Last week, I blogged about my visit to the Mary Rose in the Portsmouth Historic Dockyard with my partner Emma. We spent more time than we expected and after a late lunch, we had just enough time to see one other exhibit. It had to be HMS Victory.
As every naval enthusiast knows, HMS Victory was Nelson's flagship at the battle of Trafalgar, where the British defeated the combined French and Spanish fleet. The excellent audioguide focussed exclusively on the lead-up and the battle itself.
However, HMS Victory has a very rich history before Trafalgar. Laid down in 1759, she was launched (after a little delay) in 1765. She fought at the first battle (1778) and the second battle of Ushant (1780), at the siege of Gibraltar (1792) and the Battle of Cape St Vincent (1797).
As stated previously, the audioguide concentrated on the voyage and the battle of Trafalgar itself. The pace of the guide is quite slow at first but really picks up when describing the events of the battle itself from the Victory's perspective.
I really got a feel what it would have been like below decks as enemy fire raked the hull.

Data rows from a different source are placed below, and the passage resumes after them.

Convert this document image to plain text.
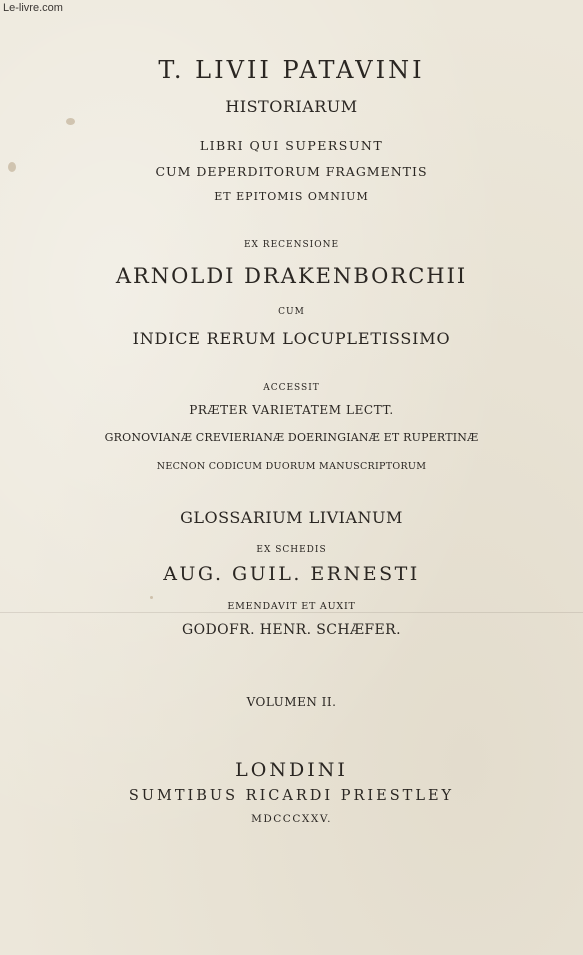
Le-livre.com
T. LIVII PATAVINI
HISTORIARUM
LIBRI QUI SUPERSUNT
CUM DEPERDITORUM FRAGMENTIS
ET EPITOMIS OMNIUM
EX RECENSIONE
ARNOLDI DRAKENBORCHII
CUM
INDICE RERUM LOCUPLETISSIMO
ACCESSIT
PRÆTER VARIETATEM LECTT.
GRONOVIANÆ CREVIERIANÆ DOERINGIANÆ ET RUPERTINÆ
NECNON CODICUM DUORUM MANUSCRIPTORUM
GLOSSARIUM LIVIANUM
EX SCHEDIS
AUG. GUIL. ERNESTI
EMENDAVIT ET AUXIT
GODOFR. HENR. SCHÆFER.
VOLUMEN II.
LONDINI
SUMTIBUS RICARDI PRIESTLEY
MDCCCXXV.
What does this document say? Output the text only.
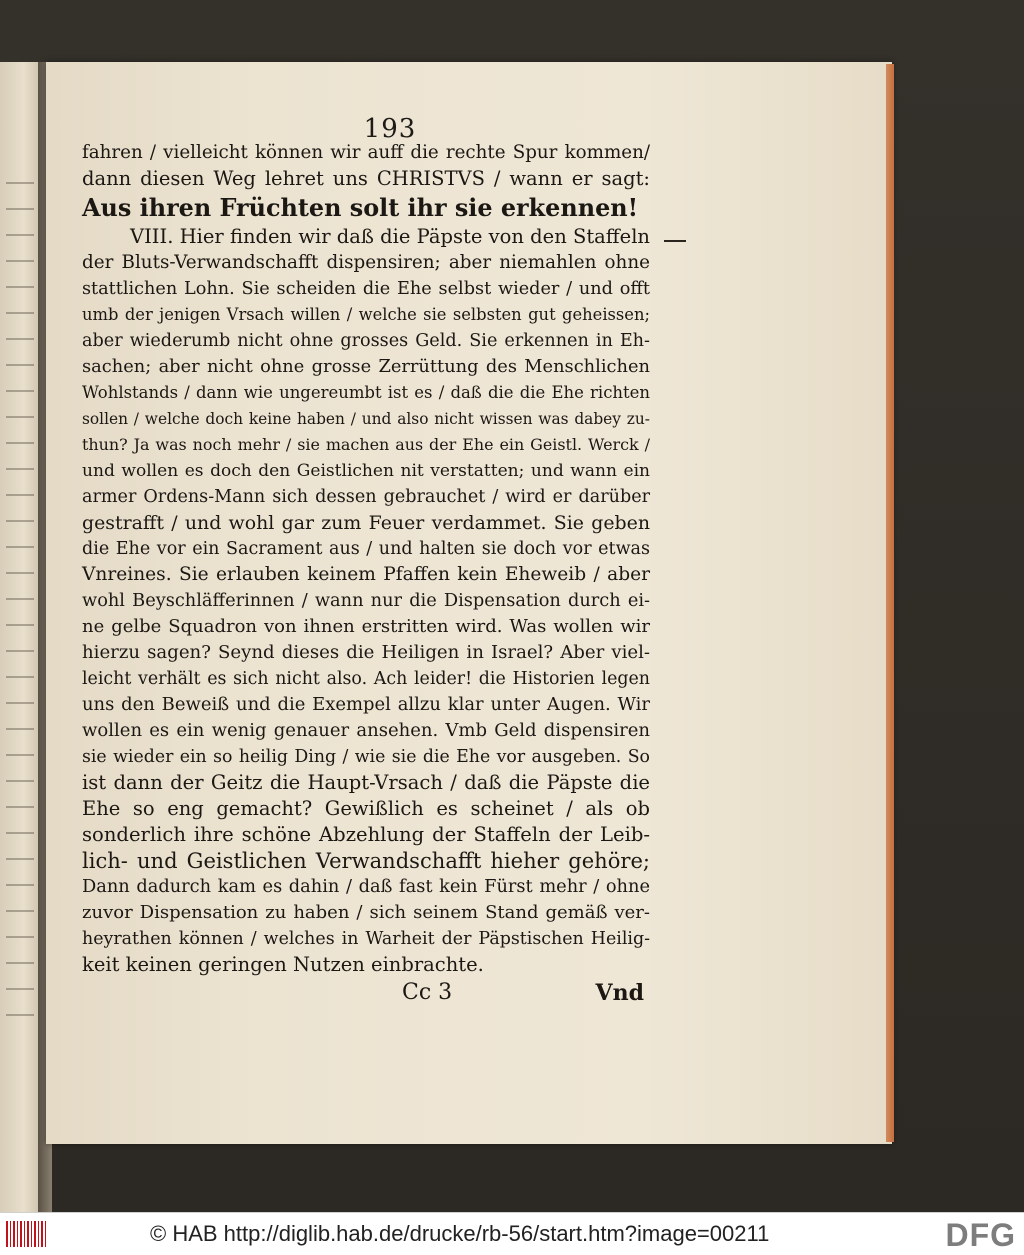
193
fahren / vielleicht können wir auff die rechte Spur kommen/
dann diesen Weg lehret uns CHRISTVS / wann er sagt:
Aus ihren Früchten solt ihr sie erkennen!
VIII. Hier finden wir daß die Päpste von den Staffeln
der Bluts-Verwandschafft dispensiren; aber niemahlen ohne
stattlichen Lohn. Sie scheiden die Ehe selbst wieder / und offt
umb der jenigen Vrsach willen / welche sie selbsten gut geheissen;
aber wiederumb nicht ohne grosses Geld. Sie erkennen in Eh-
sachen; aber nicht ohne grosse Zerrüttung des Menschlichen
Wohlstands / dann wie ungereumbt ist es / daß die die Ehe richten
sollen / welche doch keine haben / und also nicht wissen was dabey zu-
thun? Ja was noch mehr / sie machen aus der Ehe ein Geistl. Werck /
und wollen es doch den Geistlichen nit verstatten; und wann ein
armer Ordens-Mann sich dessen gebrauchet / wird er darüber
gestrafft / und wohl gar zum Feuer verdammet. Sie geben
die Ehe vor ein Sacrament aus / und halten sie doch vor etwas
Vnreines. Sie erlauben keinem Pfaffen kein Eheweib / aber
wohl Beyschläfferinnen / wann nur die Dispensation durch ei-
ne gelbe Squadron von ihnen erstritten wird. Was wollen wir
hierzu sagen? Seynd dieses die Heiligen in Israel? Aber viel-
leicht verhält es sich nicht also. Ach leider! die Historien legen
uns den Beweiß und die Exempel allzu klar unter Augen. Wir
wollen es ein wenig genauer ansehen. Vmb Geld dispensiren
sie wieder ein so heilig Ding / wie sie die Ehe vor ausgeben. So
ist dann der Geitz die Haupt-Vrsach / daß die Päpste die
Ehe so eng gemacht? Gewißlich es scheinet / als ob
sonderlich ihre schöne Abzehlung der Staffeln der Leib-
lich- und Geistlichen Verwandschafft hieher gehöre;
Dann dadurch kam es dahin / daß fast kein Fürst mehr / ohne
zuvor Dispensation zu haben / sich seinem Stand gemäß ver-
heyrathen können / welches in Warheit der Päpstischen Heilig-
keit keinen geringen Nutzen einbrachte.
Cc 3	Vnd
© HAB http://diglib.hab.de/drucke/rb-56/start.htm?image=00211	DFG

The air would be filled with acrid smoke and the scent of blood.
The guide also went into some detail on the fate of the casualties taken below decks, including the most famous of them all, Lord Nelson. The guide also covered the efforts to save the crippled ship after the battle, with a gale approaching, it was a near run thing.
The bottom part of the hull, where the stores and gunpowder were kept, was very low. I hit my head a few times and was bent over for most of the lower deck, so be warned.
We really enjoyed our tour. I'm not a big naval gamer but I found the history fascinating. While quite expensive at £18.00 per person, if you have any interest in Napoleonic or naval gaming, HMS Victory is a must to see.